🤖 AI Summary
Existing benchmarks inadequately assess large language models’ (LLMs) domain-specific knowledge and higher-order reasoning capabilities in complex academic tasks. To address this, we introduce AcadBench—the first bilingual (English–Korean) academic benchmark—covering eight disciplines and five categories of intricate problems requiring abstract comprehension and multi-step reasoning. Samples are rigorously generated based on disciplinary methodologies and discourse structures. Our evaluation framework uniquely integrates domain depth, logical complexity, and bilingual alignment, enabling the first systematic assessment of LLMs’ cross-disciplinary abstraction and multi-step reasoning within a unified benchmark. We employ domain-customized prompting, bilingual parallel construction, and multidimensional capability decomposition for annotation. AcadBench comprises 10,340 high-quality instances (5,309 English + 5,031 Korean). State-of-the-art model o3-mini achieves only a mean score of 0.543, confirming the benchmark’s high difficulty and strong discriminative power.
📝 Abstract
Prior benchmarks for evaluating the domain-specific knowledge of large language models (LLMs) lack the scalability to handle complex academic tasks. To address this, we introduce exttt{ScholarBench}, a benchmark centered on deep expert knowledge and complex academic problem-solving, which evaluates the academic reasoning ability of LLMs and is constructed through a three-step process. exttt{ScholarBench} targets more specialized and logically complex contexts derived from academic literature, encompassing five distinct problem types.

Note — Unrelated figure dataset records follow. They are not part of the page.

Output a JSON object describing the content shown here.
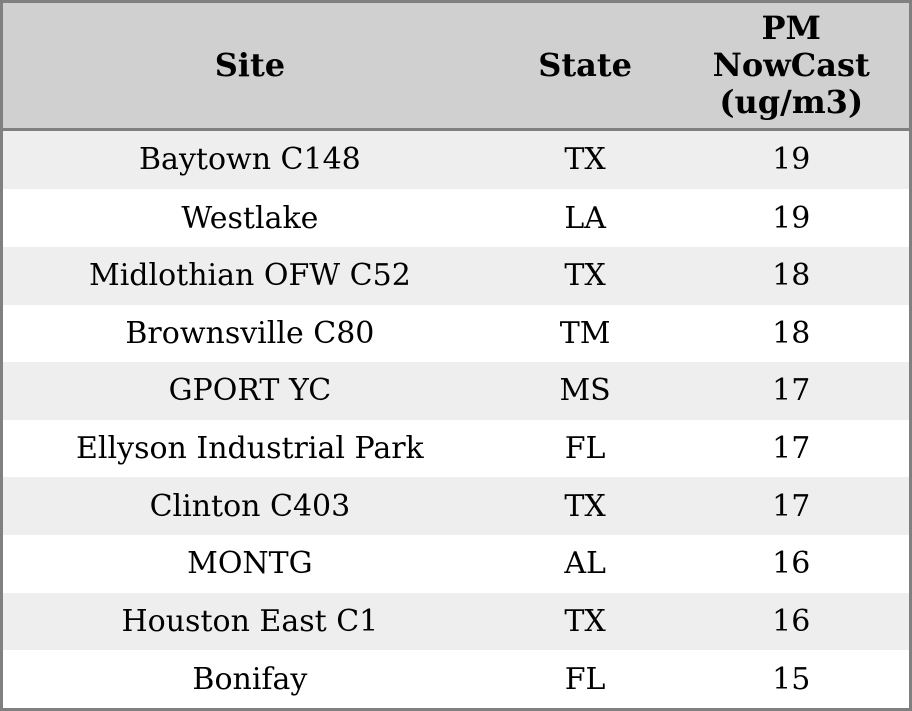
{
  "chart_data": {
    "type": "table",
    "columns": [
      "Site",
      "State",
      "PM NowCast (ug/m3)"
    ],
    "rows": [
      [
        "Baytown C148",
        "TX",
        "19"
      ],
      [
        "Westlake",
        "LA",
        "19"
      ],
      [
        "Midlothian OFW C52",
        "TX",
        "18"
      ],
      [
        "Brownsville C80",
        "TM",
        "18"
      ],
      [
        "GPORT YC",
        "MS",
        "17"
      ],
      [
        "Ellyson Industrial Park",
        "FL",
        "17"
      ],
      [
        "Clinton C403",
        "TX",
        "17"
      ],
      [
        "MONTG",
        "AL",
        "16"
      ],
      [
        "Houston East C1",
        "TX",
        "16"
      ],
      [
        "Bonifay",
        "FL",
        "15"
      ]
    ]
  },
  "colors": {
    "border": "#808080",
    "header_bg": "#d0d0d0",
    "row_alt_bg": "#eeeeee",
    "row_bg": "#ffffff",
    "text": "#000000"
  }
}
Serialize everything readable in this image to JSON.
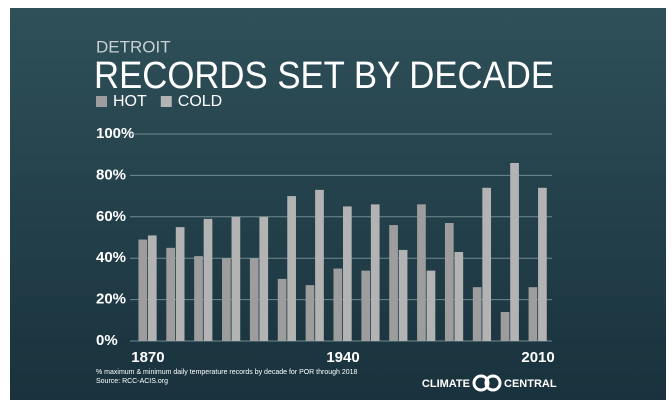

Unlike prior benchmarks, exttt{ScholarBench} evaluates the abstraction, comprehension, and reasoning capabilities of LLMs across eight distinct research domains. To ensure high-quality evaluation data, we define category-specific example attributes and design questions that are aligned with the characteristic research methodologies and discourse structures of each domain. Additionally, this benchmark operates as an English-Korean bilingual dataset, facilitating simultaneous evaluation for linguistic capabilities of LLMs in both languages. The benchmark comprises 5,031 examples in Korean and 5,309 in English, with even state-of-the-art models like o3-mini achieving an average evaluation score of only 0.543, demonstrating the challenging nature of this benchmark.